What is an appropriate method for comparing relative improvement in model performance across different problems?
For example, say I have three different datasets/problems a, b, c, and two models for each problem _1 and _2 and my respective ROC AUC scores are:
a_1: 0.55 ; a_2: 0.65
b_1: 0.70 ; b_2: 0.80
c_1: 0.85 ; c_2: 0.95
Given the ROC AUC represents the probability that a classifier scores a positive case higher than a negative case, is it valid to use the odds ratios between model_1 and model_2 to describe them.
See:
odds <- function(p){
(p) / (1 - p)
}
mods1 <- c(0.55, 0.7, 0.85)
mods2 <- c(0.65, 0.8, 0.95)
odds(mods2) / odds(mods1)
#> [1] 1.519481 1.714286 3.352941
Say for instance:
- "The odds c_2 scores a positive case with a higher score than a negative case is 3.35 times that of c_1."
- "The odds b_2 scores a positive case with a higher score than a negative case is 1.71 times that of b_1."?
- "The odds a_2 scores a positive case with a higher score than a negative case is 1.52 times that of a_1."?
Would rescaling to make 0.5 the minimum value (as this represents random scores) represent a more appropriate baseline? E.g.
mods1_rescaled <- (mods1 - 0.5) / 0.5
mods2_rescaled <- (mods2 - 0.5) / 0.5
odds(mods2_rescaled) / odds(mods1_rescaled)
#> [1] 3.857143 2.250000 3.857143
In which case c and a are tied as the problems where model_2 represents the greatest magnitude of improvement over their counterparts (at 3.86). What would be an elegant way of restating the new interpretation?

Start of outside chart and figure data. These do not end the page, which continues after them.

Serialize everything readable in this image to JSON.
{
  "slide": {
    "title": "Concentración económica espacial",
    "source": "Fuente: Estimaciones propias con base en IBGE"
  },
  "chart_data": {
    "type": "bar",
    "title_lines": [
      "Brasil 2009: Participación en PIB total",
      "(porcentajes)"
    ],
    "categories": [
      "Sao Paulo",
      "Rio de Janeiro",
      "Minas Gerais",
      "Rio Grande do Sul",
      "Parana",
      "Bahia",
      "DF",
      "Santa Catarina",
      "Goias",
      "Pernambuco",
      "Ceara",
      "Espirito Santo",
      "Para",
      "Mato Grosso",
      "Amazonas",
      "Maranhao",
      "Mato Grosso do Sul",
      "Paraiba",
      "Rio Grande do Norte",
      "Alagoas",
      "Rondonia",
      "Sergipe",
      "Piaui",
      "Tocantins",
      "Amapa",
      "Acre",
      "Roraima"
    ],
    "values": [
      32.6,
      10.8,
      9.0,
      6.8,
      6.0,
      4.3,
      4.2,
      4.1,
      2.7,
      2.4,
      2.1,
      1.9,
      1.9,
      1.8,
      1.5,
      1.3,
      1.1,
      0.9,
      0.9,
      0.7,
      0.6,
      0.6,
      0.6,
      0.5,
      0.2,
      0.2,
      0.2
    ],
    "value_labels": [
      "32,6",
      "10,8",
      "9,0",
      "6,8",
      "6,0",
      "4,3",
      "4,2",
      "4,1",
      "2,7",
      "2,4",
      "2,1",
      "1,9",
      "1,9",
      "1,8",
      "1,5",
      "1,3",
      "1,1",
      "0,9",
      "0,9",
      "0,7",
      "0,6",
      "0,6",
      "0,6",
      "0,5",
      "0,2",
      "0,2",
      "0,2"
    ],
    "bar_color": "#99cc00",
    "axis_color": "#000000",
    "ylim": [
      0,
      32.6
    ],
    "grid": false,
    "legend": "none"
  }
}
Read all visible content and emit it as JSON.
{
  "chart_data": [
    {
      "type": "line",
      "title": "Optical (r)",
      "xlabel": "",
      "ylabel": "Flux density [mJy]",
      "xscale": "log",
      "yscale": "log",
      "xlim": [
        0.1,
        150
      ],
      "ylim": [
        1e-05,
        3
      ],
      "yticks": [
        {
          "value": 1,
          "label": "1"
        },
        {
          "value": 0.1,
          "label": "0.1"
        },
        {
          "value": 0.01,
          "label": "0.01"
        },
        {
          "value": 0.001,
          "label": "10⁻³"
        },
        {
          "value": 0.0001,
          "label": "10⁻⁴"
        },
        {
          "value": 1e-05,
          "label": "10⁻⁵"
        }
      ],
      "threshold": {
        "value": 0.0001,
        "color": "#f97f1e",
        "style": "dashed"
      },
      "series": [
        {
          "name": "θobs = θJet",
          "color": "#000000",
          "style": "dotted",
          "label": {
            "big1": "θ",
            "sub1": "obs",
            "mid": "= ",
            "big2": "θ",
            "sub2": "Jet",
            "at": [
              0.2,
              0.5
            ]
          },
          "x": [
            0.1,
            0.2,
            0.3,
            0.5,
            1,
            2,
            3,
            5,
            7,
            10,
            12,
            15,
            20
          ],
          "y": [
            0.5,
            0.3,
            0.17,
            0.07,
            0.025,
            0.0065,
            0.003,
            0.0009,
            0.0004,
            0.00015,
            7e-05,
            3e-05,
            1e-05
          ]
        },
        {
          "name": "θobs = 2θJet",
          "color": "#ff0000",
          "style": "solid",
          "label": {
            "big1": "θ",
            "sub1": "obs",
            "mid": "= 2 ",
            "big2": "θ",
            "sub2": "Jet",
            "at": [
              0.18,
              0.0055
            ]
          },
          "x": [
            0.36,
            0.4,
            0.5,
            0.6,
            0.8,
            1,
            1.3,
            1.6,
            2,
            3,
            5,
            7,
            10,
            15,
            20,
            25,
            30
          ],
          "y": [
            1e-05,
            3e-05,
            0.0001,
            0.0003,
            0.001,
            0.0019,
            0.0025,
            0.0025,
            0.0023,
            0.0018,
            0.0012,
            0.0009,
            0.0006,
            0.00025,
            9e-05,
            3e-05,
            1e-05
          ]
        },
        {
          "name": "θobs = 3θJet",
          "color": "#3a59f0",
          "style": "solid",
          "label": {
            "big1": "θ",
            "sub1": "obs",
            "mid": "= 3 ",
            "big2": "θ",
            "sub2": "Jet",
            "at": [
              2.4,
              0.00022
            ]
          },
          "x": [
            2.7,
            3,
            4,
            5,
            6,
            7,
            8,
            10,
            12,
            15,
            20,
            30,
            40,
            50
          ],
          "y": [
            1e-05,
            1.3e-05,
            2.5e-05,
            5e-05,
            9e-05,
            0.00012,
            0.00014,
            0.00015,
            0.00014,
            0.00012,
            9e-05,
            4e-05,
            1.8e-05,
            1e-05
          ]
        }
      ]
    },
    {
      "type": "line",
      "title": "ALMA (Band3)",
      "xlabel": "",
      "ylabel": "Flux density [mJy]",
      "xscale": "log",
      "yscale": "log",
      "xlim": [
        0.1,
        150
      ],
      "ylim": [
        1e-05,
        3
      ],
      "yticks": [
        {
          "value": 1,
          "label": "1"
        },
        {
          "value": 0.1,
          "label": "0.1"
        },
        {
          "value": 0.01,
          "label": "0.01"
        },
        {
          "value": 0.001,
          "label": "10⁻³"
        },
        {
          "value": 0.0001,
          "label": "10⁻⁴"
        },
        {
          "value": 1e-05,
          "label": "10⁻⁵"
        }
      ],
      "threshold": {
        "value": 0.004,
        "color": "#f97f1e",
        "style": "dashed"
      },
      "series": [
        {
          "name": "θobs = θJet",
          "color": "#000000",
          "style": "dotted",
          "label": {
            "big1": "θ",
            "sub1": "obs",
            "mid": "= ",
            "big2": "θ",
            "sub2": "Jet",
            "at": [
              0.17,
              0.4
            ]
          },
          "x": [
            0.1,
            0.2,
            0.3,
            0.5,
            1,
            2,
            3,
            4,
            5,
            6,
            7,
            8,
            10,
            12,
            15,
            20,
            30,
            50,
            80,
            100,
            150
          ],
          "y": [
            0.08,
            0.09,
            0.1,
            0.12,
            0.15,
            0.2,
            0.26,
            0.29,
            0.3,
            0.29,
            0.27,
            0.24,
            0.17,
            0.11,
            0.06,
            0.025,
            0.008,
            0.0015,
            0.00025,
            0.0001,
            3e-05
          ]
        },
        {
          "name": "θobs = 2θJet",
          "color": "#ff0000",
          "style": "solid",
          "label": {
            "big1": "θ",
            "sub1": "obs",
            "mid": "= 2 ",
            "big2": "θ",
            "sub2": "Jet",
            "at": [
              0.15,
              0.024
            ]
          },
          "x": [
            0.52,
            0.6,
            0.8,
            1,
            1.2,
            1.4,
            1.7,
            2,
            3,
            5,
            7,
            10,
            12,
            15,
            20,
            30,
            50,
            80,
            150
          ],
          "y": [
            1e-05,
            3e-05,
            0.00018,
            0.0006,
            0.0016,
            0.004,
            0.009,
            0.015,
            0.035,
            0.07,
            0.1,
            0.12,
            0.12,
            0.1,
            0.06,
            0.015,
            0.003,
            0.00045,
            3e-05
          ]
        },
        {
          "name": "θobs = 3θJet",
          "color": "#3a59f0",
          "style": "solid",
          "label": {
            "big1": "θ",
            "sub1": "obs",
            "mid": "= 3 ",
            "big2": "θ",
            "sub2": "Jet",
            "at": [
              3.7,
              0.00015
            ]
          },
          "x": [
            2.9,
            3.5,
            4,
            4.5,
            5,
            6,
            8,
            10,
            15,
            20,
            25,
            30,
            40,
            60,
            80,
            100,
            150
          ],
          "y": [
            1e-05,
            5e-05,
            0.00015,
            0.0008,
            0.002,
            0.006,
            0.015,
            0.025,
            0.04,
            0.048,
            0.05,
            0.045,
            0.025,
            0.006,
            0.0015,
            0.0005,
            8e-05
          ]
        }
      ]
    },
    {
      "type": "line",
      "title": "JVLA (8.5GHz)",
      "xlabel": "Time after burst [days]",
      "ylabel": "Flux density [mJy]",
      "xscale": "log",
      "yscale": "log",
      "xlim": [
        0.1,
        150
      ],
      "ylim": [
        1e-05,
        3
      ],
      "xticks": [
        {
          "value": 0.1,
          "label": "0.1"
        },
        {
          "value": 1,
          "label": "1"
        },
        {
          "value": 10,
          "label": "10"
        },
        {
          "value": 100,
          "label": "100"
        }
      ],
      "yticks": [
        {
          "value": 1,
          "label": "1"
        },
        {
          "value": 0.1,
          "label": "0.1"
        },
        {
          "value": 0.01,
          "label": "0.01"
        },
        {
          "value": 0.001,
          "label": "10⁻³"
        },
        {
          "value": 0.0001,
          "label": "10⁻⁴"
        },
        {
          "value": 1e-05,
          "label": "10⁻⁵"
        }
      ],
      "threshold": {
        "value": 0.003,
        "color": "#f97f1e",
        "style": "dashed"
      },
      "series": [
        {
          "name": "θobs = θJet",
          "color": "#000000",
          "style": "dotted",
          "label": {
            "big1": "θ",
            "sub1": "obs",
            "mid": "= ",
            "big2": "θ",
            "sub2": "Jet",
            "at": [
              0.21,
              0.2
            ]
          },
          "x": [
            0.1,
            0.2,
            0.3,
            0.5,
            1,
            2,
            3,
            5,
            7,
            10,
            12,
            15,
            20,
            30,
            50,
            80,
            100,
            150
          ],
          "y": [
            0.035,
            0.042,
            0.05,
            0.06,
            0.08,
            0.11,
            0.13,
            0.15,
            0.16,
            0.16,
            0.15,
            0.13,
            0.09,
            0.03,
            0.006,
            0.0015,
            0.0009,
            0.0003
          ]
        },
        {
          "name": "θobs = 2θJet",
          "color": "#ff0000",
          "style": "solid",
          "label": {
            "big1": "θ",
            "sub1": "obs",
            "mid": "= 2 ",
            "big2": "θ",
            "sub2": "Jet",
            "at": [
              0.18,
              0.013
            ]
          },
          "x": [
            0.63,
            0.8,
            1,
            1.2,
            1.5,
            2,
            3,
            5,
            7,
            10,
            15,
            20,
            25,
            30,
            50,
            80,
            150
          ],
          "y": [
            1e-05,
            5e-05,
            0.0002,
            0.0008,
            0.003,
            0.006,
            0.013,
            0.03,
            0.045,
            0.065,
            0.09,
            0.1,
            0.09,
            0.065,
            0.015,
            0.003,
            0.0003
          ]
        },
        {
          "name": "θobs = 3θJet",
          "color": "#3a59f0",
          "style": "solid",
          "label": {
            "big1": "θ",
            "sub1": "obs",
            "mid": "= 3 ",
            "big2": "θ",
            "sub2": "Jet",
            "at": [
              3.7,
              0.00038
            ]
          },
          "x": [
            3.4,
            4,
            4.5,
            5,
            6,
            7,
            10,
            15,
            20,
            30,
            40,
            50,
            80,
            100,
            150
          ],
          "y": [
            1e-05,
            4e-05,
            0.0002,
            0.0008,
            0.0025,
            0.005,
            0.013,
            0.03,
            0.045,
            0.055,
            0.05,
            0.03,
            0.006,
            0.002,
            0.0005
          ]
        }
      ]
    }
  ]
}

What's an appropriate method for comparing the relative improvement of model_2 over model_1 across these contexts? It seems you would need to add-in some notion of variability / confidence. What test statistic or method is appropriate to say "The relative improvement of model_2's ROC AUC is the greatest in problem [a/b/c/...]" ?